Completion of the derivatization reaction between vitamin K3 and L-cysteine was confirmed by recording a mass spectrum. Based on what was described in Section 3.4., a 5 µg/mL derivatized solution was prepared and the mass spectrum of the derivative was recorded in Q1 scan mode, scanning the 200–400 m/z range (Figure 3). The [M+H]+ monoisotopic mass of the quasi molecular ion (protonated molecule) of the assumed derivative is 294.1 Da, the signal of which appears in the spectrum (Figure 3).
Therefore, the reaction presumably also took place with L-cysteine, which was confirmed by recording the product ion spectrum (Figure 4).
In the product ion spectrum, the m/z 294.1 ion was fragmented with a collision energy of 15 V, the fragments are listed in Table 4. m/z 115.1 and m/z 205.1 ions clearly belong to vitamin K3, confirming the structures of vitamin K3 fragments reported by Yuan et al. . The m/z 173.1 fragment corresponds to the protonated molecule of vitamin K3, while the m/z 122.1 fragment is the protonated molecule of L-cysteine.
4.2. Method validation, proficiency testing
During the validation of the methods, there were no interfering signals in the blank samples within the retention window of the target components and the ion ratios of the target components detected in the samples were the same as the ion ratios calculated for the calibration solutions, thus the condition for MS/MS identification was met. Calibration was linear between 0.01 and 1.0 µg/mL concentration, above which (1.0–10.0 µg/mL) the curve became quadratic in nature. Relative recovery values corrected with the ISTD fulfilled the 80-120% criterion and the precision values (RSD%) did not exceed 10% (Tables 5-9).
The limit of quantification (LOQ) was defined as the lower calibration point, which corresponds to 0.05 mg/kg due to the fivefold dilution of the sample. The LOQ could be further reduced by a lower sample dilution or by increasing the injection volume. The accuracy of the method was verified by participation in domestic and international proficiency tests. In the program organized by NÉBIH, infant formula contained vitamins A and E; the values assigned to the sample for vitamins A and E were 0.495 and 13.6 mg/100 g. The values detected by us were 0.465 and 13.6 mg/100 g, corresponding to Z-scores of -0.3 and 0.0. The condition for a successful proficiency test is -2 ≤ Z ≤ 2. Organized by FAPAS, the second proficiency test sample was a liquid vitamin dietary supplement in which the vitamin D3 content was analyzed and a vitamin D3 concentration of 0.206 mg/100 g was detected. The target value was 0.211 mg/100 g, for which the calculated Z-score is -0.2, so it was acceptable. Our proficiency test results are summarized in Table 10.

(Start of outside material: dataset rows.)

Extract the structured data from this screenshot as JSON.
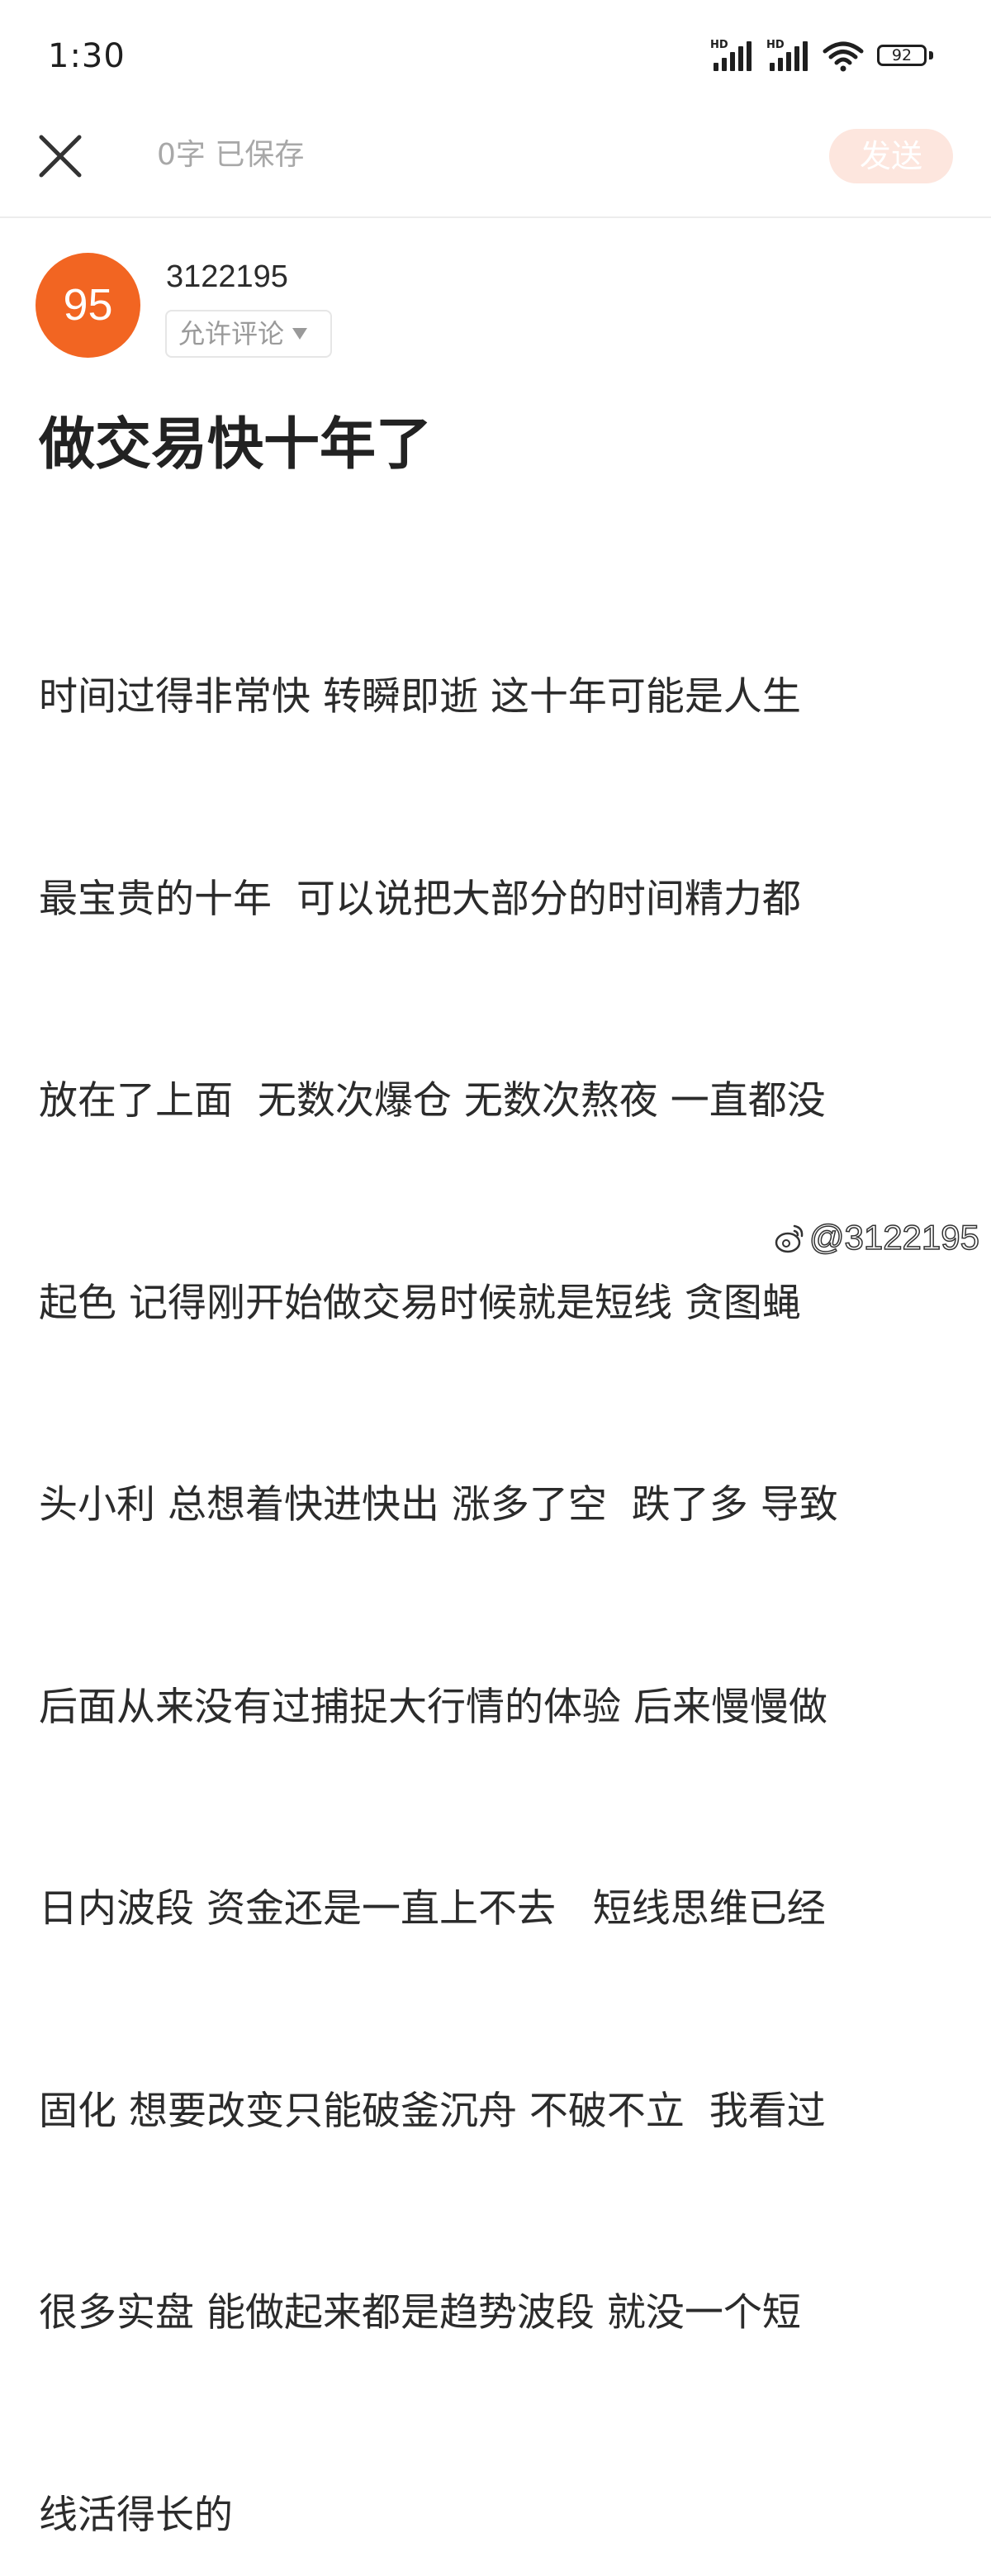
{
  "status_bar": {
    "time": "1:30",
    "signal_1_label": "HD",
    "signal_2_label": "HD",
    "battery_level": "92",
    "icons": [
      "signal-hd-icon",
      "signal-hd-icon",
      "wifi-icon",
      "battery-icon"
    ]
  },
  "toolbar": {
    "close_icon": "close-icon",
    "status_text": "0字 已保存",
    "send_label": "发送",
    "send_bg_color": "#fde6de"
  },
  "author": {
    "avatar_text": "95",
    "avatar_color": "#f26522",
    "username": "3122195",
    "comment_setting": "允许评论",
    "comment_setting_icon": "triangle-down-icon"
  },
  "post": {
    "title": "做交易快十年了",
    "body_lines": [
      "时间过得非常快 转瞬即逝 这十年可能是人生",
      "最宝贵的十年  可以说把大部分的时间精力都",
      "放在了上面  无数次爆仓 无数次熬夜 一直都没",
      "起色 记得刚开始做交易时候就是短线 贪图蝇",
      "头小利 总想着快进快出 涨多了空  跌了多 导致",
      "后面从来没有过捕捉大行情的体验 后来慢慢做",
      "日内波段 资金还是一直上不去   短线思维已经",
      "固化 想要改变只能破釜沉舟 不破不立  我看过",
      "很多实盘 能做起来都是趋势波段 就没一个短",
      "线活得长的"
    ]
  },
  "watermark": {
    "icon": "weibo-logo-icon",
    "text": "@3122195"
  }
}
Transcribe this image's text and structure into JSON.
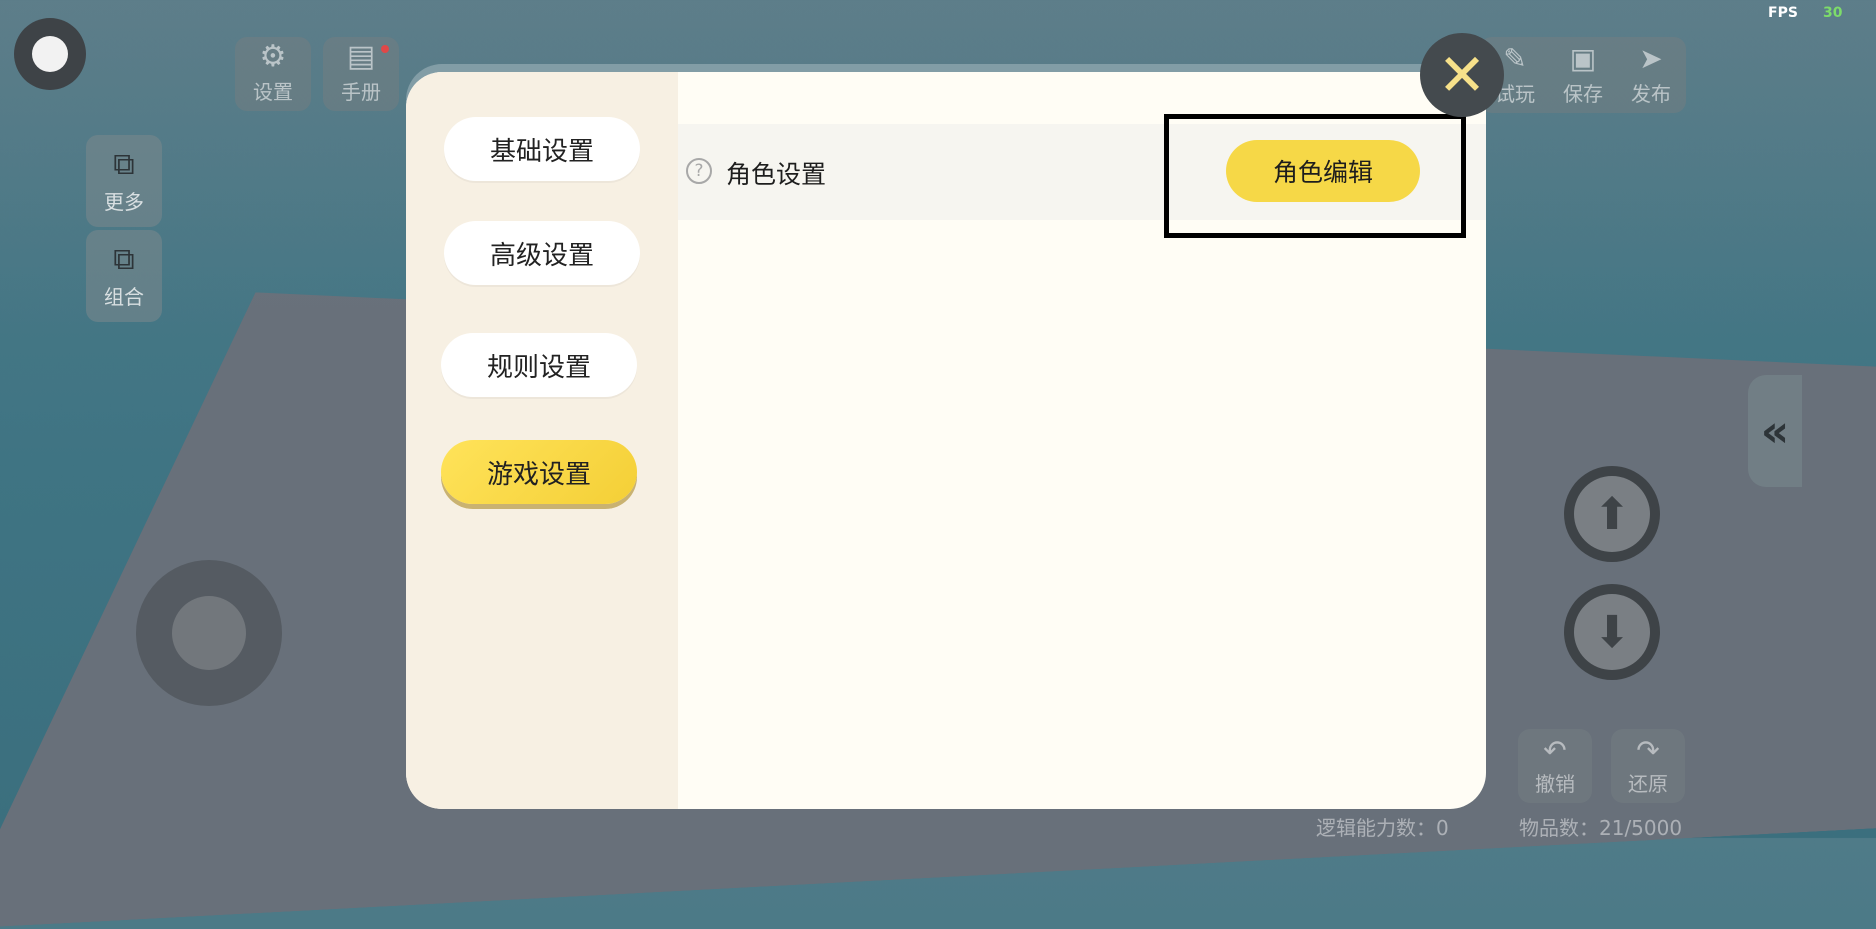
{
  "hud": {
    "fps_label": "FPS",
    "fps_value": "30",
    "settings_label": "设置",
    "manual_label": "手册",
    "more_label": "更多",
    "group_label": "组合",
    "test_play_label": "试玩",
    "save_label": "保存",
    "publish_label": "发布",
    "undo_label": "撤销",
    "redo_label": "还原",
    "logic_count": "逻辑能力数：0",
    "item_count": "物品数：21/5000",
    "collapse_glyph": "«",
    "icons": {
      "settings": "gear-icon",
      "manual": "book-icon",
      "more": "layers-icon",
      "group": "group-icon",
      "test_play": "pencil-icon",
      "save": "floppy-icon",
      "publish": "paper-plane-icon",
      "undo": "undo-icon",
      "redo": "redo-icon",
      "fly_up": "arrow-up-icon",
      "fly_down": "arrow-down-icon"
    }
  },
  "dialog": {
    "menu": [
      {
        "label": "基础设置",
        "active": false
      },
      {
        "label": "高级设置",
        "active": false
      },
      {
        "label": "规则设置",
        "active": false
      },
      {
        "label": "游戏设置",
        "active": true
      }
    ],
    "row": {
      "help_glyph": "?",
      "label": "角色设置",
      "button_label": "角色编辑"
    },
    "close_glyph": "✕"
  },
  "colors": {
    "accent_yellow": "#f6d847",
    "panel_bg": "#fffdf5",
    "side_bg": "#f7f0e3",
    "fps_green": "#7ddc6a"
  }
}
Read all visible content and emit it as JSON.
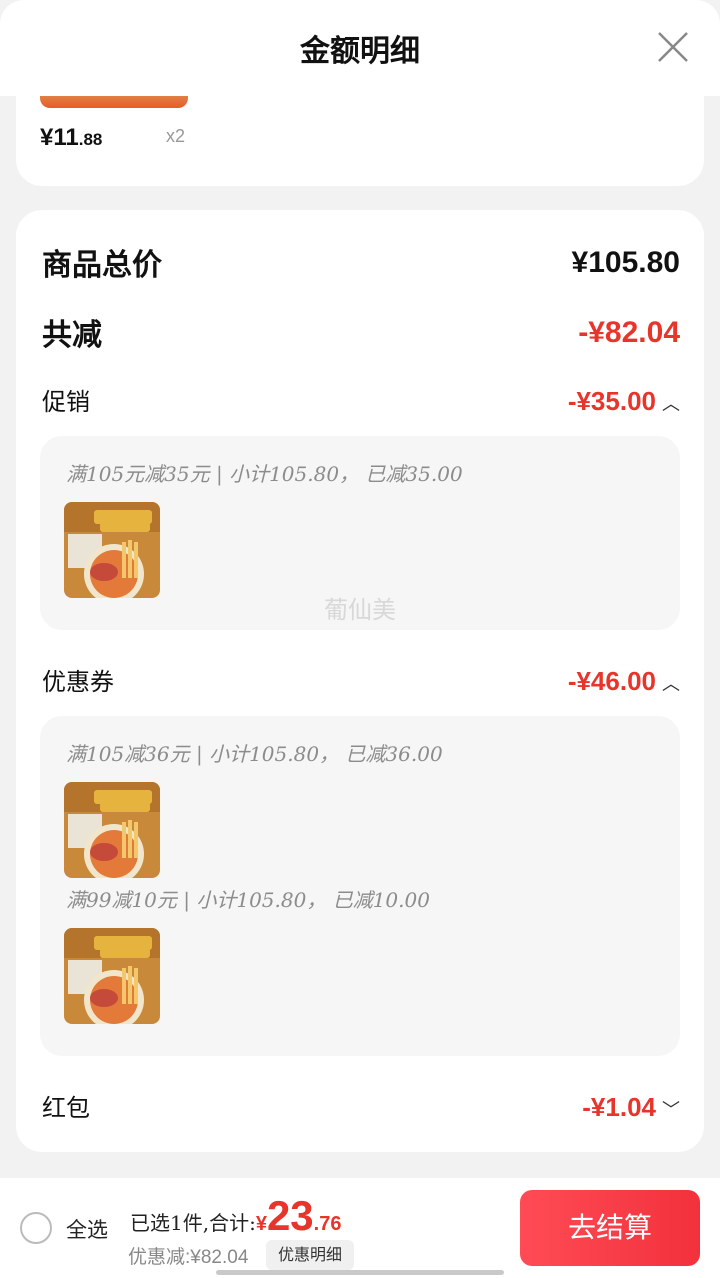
{
  "header": {
    "title": "金额明细"
  },
  "top_item": {
    "price_main": "¥11",
    "price_decimal": ".88",
    "quantity": "x2"
  },
  "summary": {
    "total_label": "商品总价",
    "total_value": "¥105.80",
    "reduce_label": "共减",
    "reduce_value": "-¥82.04"
  },
  "promotion": {
    "label": "促销",
    "value": "-¥35.00",
    "rules": [
      {
        "text": "满105元减35元 | 小计105.80， 已减35.00"
      }
    ]
  },
  "watermark": "葡仙美",
  "coupon": {
    "label": "优惠券",
    "value": "-¥46.00",
    "rules": [
      {
        "text": "满105减36元 | 小计105.80， 已减36.00"
      },
      {
        "text": "满99减10元 | 小计105.80， 已减10.00"
      }
    ]
  },
  "red_packet": {
    "label": "红包",
    "value": "-¥1.04"
  },
  "footer": {
    "select_all": "全选",
    "selected_text": "已选1件,合计:",
    "currency": "¥",
    "total_int": "23",
    "total_dec": ".76",
    "discount_text": "优惠减:¥82.04",
    "detail_chip": "优惠明细",
    "checkout": "去结算"
  },
  "colors": {
    "accent_red": "#e8352b",
    "button_red": "#f2313c"
  },
  "icons": {
    "close": "close-icon",
    "chevron_up": "chevron-up-icon",
    "chevron_down": "chevron-down-icon"
  }
}
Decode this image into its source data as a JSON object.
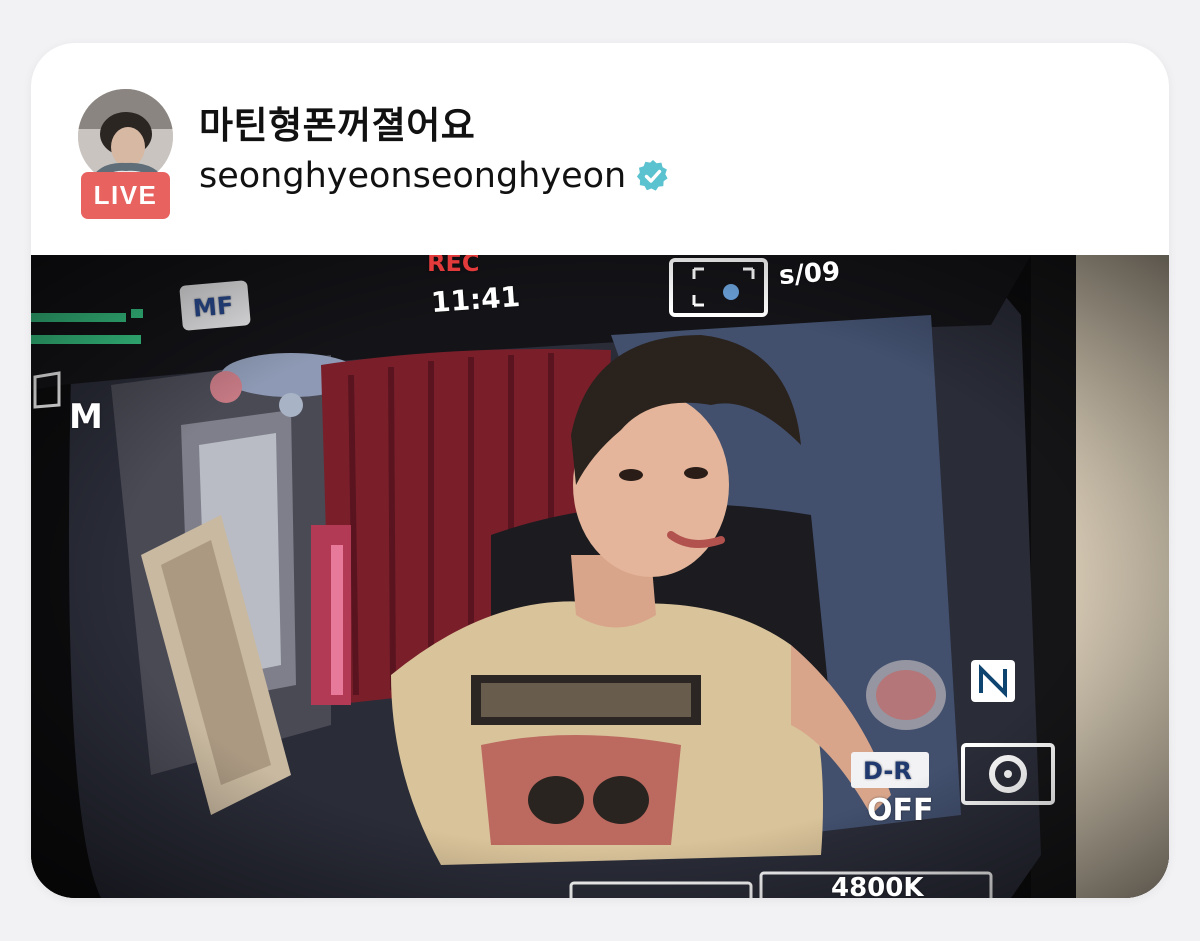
{
  "post": {
    "title": "마틴형폰꺼졀어요",
    "username": "seonghyeonseonghyeon",
    "live_label": "LIVE",
    "verified_icon": "verified-badge-icon",
    "colors": {
      "live_badge": "#e8625f",
      "verified": "#5bc2cf",
      "card_bg": "#ffffff",
      "page_bg": "#f2f2f4"
    }
  },
  "camera_overlay": {
    "rec_label": "REC",
    "time": "11:41",
    "focus_mode": "MF",
    "mode": "M",
    "shutter": "s/09",
    "dr_label": "D-R",
    "dr_value": "OFF",
    "white_balance": "4800K"
  }
}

The goal of this paper was to develop a new LC-MS/MS method for the determination of fat-soluble vitamins in food and dietary supplement samples. By combining the analysis with isotope dilution, it was possible to develop a method with great accuracy and high precision, which was validated within the laboratory and was successfully applied in domestic and international proficiency tests.